Lire la chronique d' Amid Faljaoui
BCE: aveu d’impuissance de Christine Lagarde
La banque centrale européenne, autrement dit l’institution qui gère nos taux d’intérêt, a donc frappé un grand coup ce jeudi en relevant son taux d’intérêt à court terme de 0.75%.
C’est historique. En général, les banques centrales augmentent progressivement leurs taux d’intérêt de l’ordre de 0.25%. En faisant une hausse du triple, la banque centrale européenne montre qu’elle veut à tout prix casser l’inflation en Europe.
Les banquiers centraux savent, par expérience, que l’inflation c’est comme le dentifrice, une fois qu’il est sorti du tube, bonne chance pour le remettre à l’intérieur. La priorité de la banque centrale européenne c’est donc de lutter contre l’inflation. Clairement, Christine Lagarde, la présidente de cette institution a encore indiqué hier que les taux d’intérêt allaient continuer à monter.
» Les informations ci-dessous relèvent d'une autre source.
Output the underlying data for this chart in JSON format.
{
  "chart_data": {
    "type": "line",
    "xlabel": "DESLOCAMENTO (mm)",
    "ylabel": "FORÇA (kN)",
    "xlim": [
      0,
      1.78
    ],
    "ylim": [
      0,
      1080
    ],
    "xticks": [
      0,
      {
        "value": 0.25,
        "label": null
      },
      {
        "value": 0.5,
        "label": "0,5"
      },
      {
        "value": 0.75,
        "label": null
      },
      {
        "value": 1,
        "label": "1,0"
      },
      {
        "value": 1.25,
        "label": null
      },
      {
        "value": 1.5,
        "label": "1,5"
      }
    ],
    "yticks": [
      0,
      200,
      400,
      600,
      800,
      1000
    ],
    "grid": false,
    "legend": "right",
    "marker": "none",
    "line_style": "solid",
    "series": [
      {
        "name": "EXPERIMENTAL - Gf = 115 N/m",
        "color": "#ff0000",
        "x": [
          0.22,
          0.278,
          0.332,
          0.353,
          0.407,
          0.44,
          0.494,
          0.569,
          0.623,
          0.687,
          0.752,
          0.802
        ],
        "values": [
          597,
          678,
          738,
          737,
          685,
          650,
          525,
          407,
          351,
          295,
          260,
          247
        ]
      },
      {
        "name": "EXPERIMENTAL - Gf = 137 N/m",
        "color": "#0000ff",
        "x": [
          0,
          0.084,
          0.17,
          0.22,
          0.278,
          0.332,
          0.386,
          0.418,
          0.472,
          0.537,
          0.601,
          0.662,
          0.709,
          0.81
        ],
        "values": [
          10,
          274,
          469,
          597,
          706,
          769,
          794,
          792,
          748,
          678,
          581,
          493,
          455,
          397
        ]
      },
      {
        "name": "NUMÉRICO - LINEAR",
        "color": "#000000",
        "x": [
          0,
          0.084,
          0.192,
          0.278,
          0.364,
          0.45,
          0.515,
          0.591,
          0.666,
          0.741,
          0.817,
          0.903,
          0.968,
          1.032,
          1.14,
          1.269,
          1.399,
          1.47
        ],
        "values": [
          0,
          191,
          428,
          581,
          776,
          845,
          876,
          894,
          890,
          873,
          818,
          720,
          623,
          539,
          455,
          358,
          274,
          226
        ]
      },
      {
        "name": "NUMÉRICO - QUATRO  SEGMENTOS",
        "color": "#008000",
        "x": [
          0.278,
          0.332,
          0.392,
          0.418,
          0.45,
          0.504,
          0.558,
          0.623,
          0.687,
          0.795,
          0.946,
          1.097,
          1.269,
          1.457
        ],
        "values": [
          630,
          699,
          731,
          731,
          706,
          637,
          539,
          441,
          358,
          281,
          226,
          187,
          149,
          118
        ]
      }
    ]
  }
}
Question : jusqu’à quand ? Réponse ; jusqu’à ce que l’inflation en Europe tourne autour des 2%. Or, comme vous le savez aujourd’hui, l’inflation en Europe était de 9,1% au mois d’août dernier. Le combat contre l’inflation va donc durer quelques mois. C’est aussi un combat social, car ne l’oublions pas, l’inflation frappe surtout les plus fragiles d’entre nous.
Ca ne sera pas facile, car la banque centrale européenne est en partie démunie contre l’inflation pour la simple raison que 47% de l’inflation en Europe, donc la moitié de la hausse des prix est liée aux prix de l’énergie. En clair, la hausse des taux d’intérêt n’a aucun impact sur le fait qu’il y a des soucis de pénuries de matières premières ou que le prix du gaz a augmenté du fait du bras de fer entre l’Europe et la Russie. Christine Lagarde l’a reconnu elle-même, je la cite : “je ne peux pas convaincre les géants de ce monde de baisser les prix du gaz et je ne peux pas réformer le marché de l’électricité”. C’est une manière de dire qu’elle fait ce qu’elle peut, mais qu’il ne faut pas attendre de miracle.
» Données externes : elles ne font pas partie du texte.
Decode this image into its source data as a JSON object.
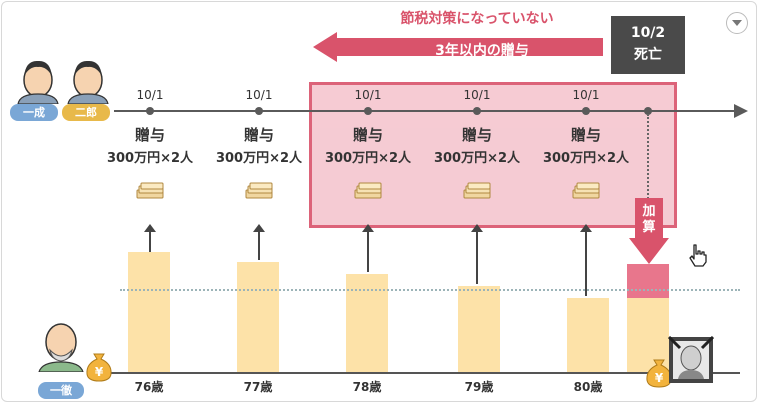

Christine Lagarde a aussi reconnu que la banque centrale a relevé ses taux d’intérêt trop tard, car ses experts se sont trompés en pensant que l’inflation serait provisoire. Vous me direz, si la banque centrale européenne ne peut rien faire contre au moins la moitié de l’inflation, pourquoi augmente-t-elle ses taux ? Réponse : à cause de la psychologie des foules. En montrant qu’elle prend au sérieux la forte remontée de l’inflation, elle envoie un message aux ménages et aux entrepreneurs en leur disant qu’elle veille au dérapage. C’est une manière de les forcer à rester sages en termes de hausse des prix.
Et puis, en relevant son taux d’intérêt, la banque centrale européenne espérait sans le dire que l’euro allait reprendre des couleurs face au dollar. Pourquoi ? Mais parce que l’énergie, dont les factures sont libellées en dollar, est responsable comme je l’ai dit de près de la moitié de l’inflation en Europe. Et comme l’euro est faible, il rend nos importations d’énergie plus chères. En relevant les taux d’intérêt, l’idée est de rendre l’euro plus attractif pour les investisseurs, ce qui devrait doper son cours et donc nous permettre de diminuer notre facture énergétique. Mais le pari de diminuer l’inflation importée est loin d’être atteint. Pour l’heure, hélas, Vladimir Poutine a donc plus d’influence sur l’inflation que notre chère Christine Lagarde.